Having been instructed by voters in that referendum to leave the EU, our job as MPs was to ensure their instruction was carried out. At this late hour, with just weeks left until we are due to leave, MPs must now see a deal through which implements the referendum result – regaining control of our borders, laws and money – while protecting the supply chains and export markets that support jobs in manufacturing.

When Theresa May brought her Brexit deal to Parliament, I tried unsuccessfully to secure amendments to the ‘backstop’ arrangement in Northern Ireland, and on workers’ rights and environmental safeguards. But I ended up voting in favour of the deal because, for all its failings and weaknesses, I believe that we now risk either having the result of the referendum stolen – I do not wish to aid and abet those in Parliament whose real aim is to destroy Brexit – or leaving the EU without a deal which, in my view, would be catastrophic for our manufacturing industry.

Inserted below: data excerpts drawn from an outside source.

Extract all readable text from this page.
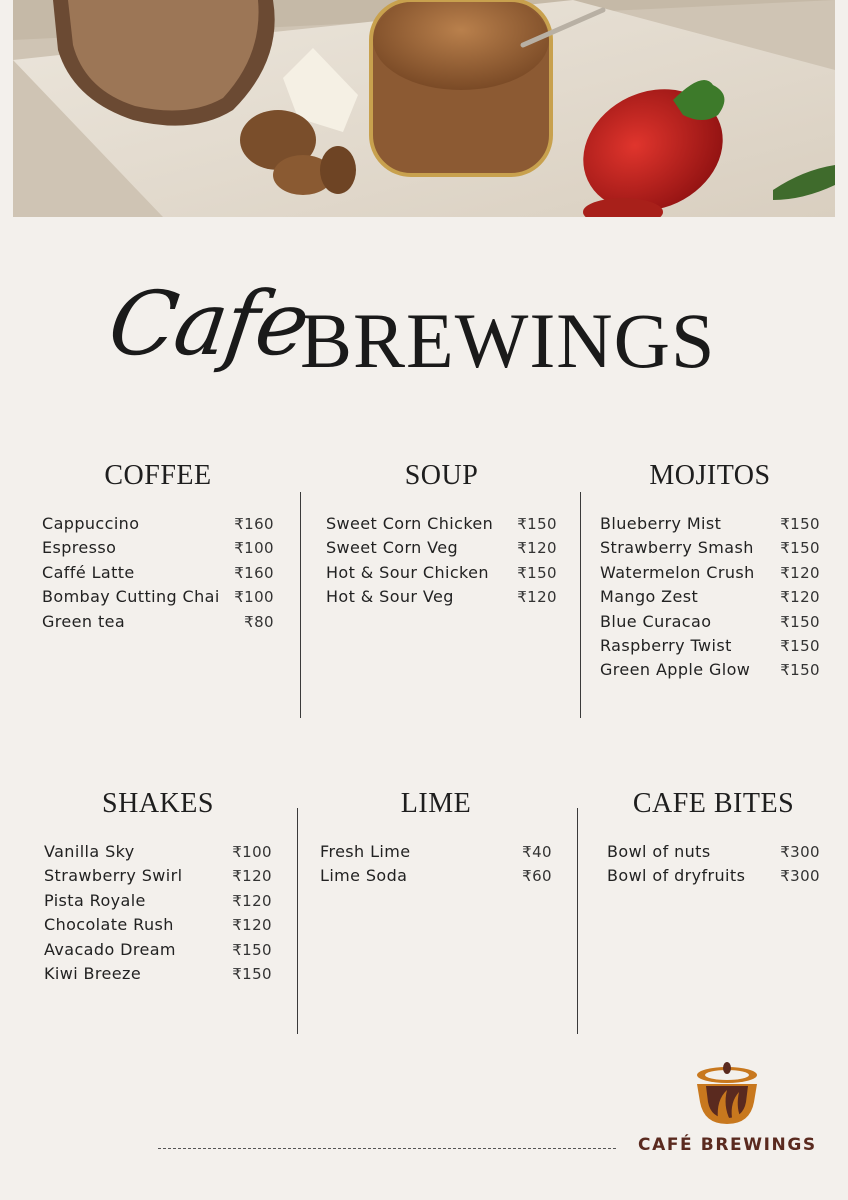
Cafe
BREWINGS
COFFEE
Cappuccino	₹160
Espresso	₹100
Caffé Latte	₹160
Bombay Cutting Chai ₹100
Green tea	₹80
SOUP
Sweet Corn Chicken ₹150
Sweet Corn Veg	₹120
Hot & Sour Chicken ₹150
Hot & Sour Veg	₹120
MOJITOS
Blueberry Mist	₹150
Strawberry Smash ₹150
Watermelon Crush ₹120
Mango Zest	₹120
Blue Curacao	₹150
Raspberry Twist	₹150
Green Apple Glow ₹150
SHAKES
Vanilla Sky	₹100
Strawberry Swirl	₹120
Pista Royale	₹120
Chocolate Rush	₹120
Avacado Dream	₹150
Kiwi Breeze	₹150
LIME
Fresh Lime	₹40
Lime Soda	₹60
CAFE BITES
Bowl of nuts	₹300
Bowl of dryfruits ₹300
CAFÉ BREWINGS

This week we have been told that a few dozen Labour MPs representing working-class areas in the Midlands and the North that voted leave, are now inching towards voting for a deal. What’s more, Mrs May is said to be tempting them with offers of major new sums of public investment in these areas if they do vote for a deal. 

The Tories have failed dismally to offer the kinds of investment we need in the North, but the new sums being mooted by Mrs May could represent a start.

Although I have previously voted in favour of a deal that delivers Brexit safely, and will do so again in future, I do not want Birkenhead to lose out on any extra cash that could be heading to the North.

So I am lobbying for Birkenhead to receive a share of that extra money which we need for roads that are fit for the age of the car, not the horse and cart. Similarly, we need new street lights so that people can see where they’re walking at night. Our cash-starved schools require more help and the town is crying out for more police officers on the street.

This is the immediate package of investment I want for Birkenhead. But across the North, as a whole, we need major investment in high-speed rail that runs from Liverpool to Newcastle, linking up all of cities and smaller towns in between so that people can access decent-paying jobs without having to up sticks and move away from home. Such a programme should take precedence over High Speed Two which will have the effect of turning Birmingham into a London suburb.

And when Parliament is closed down for major refurbishment works, MPs should move to one of our great Northern cities as part of a post-Brexit renaissance.

I will be voting in favour of a Brexit deal, in almost any event, but if there is new investment on the table for towns across the North, I will be fighting for Birkenhead to receive every penny we can get.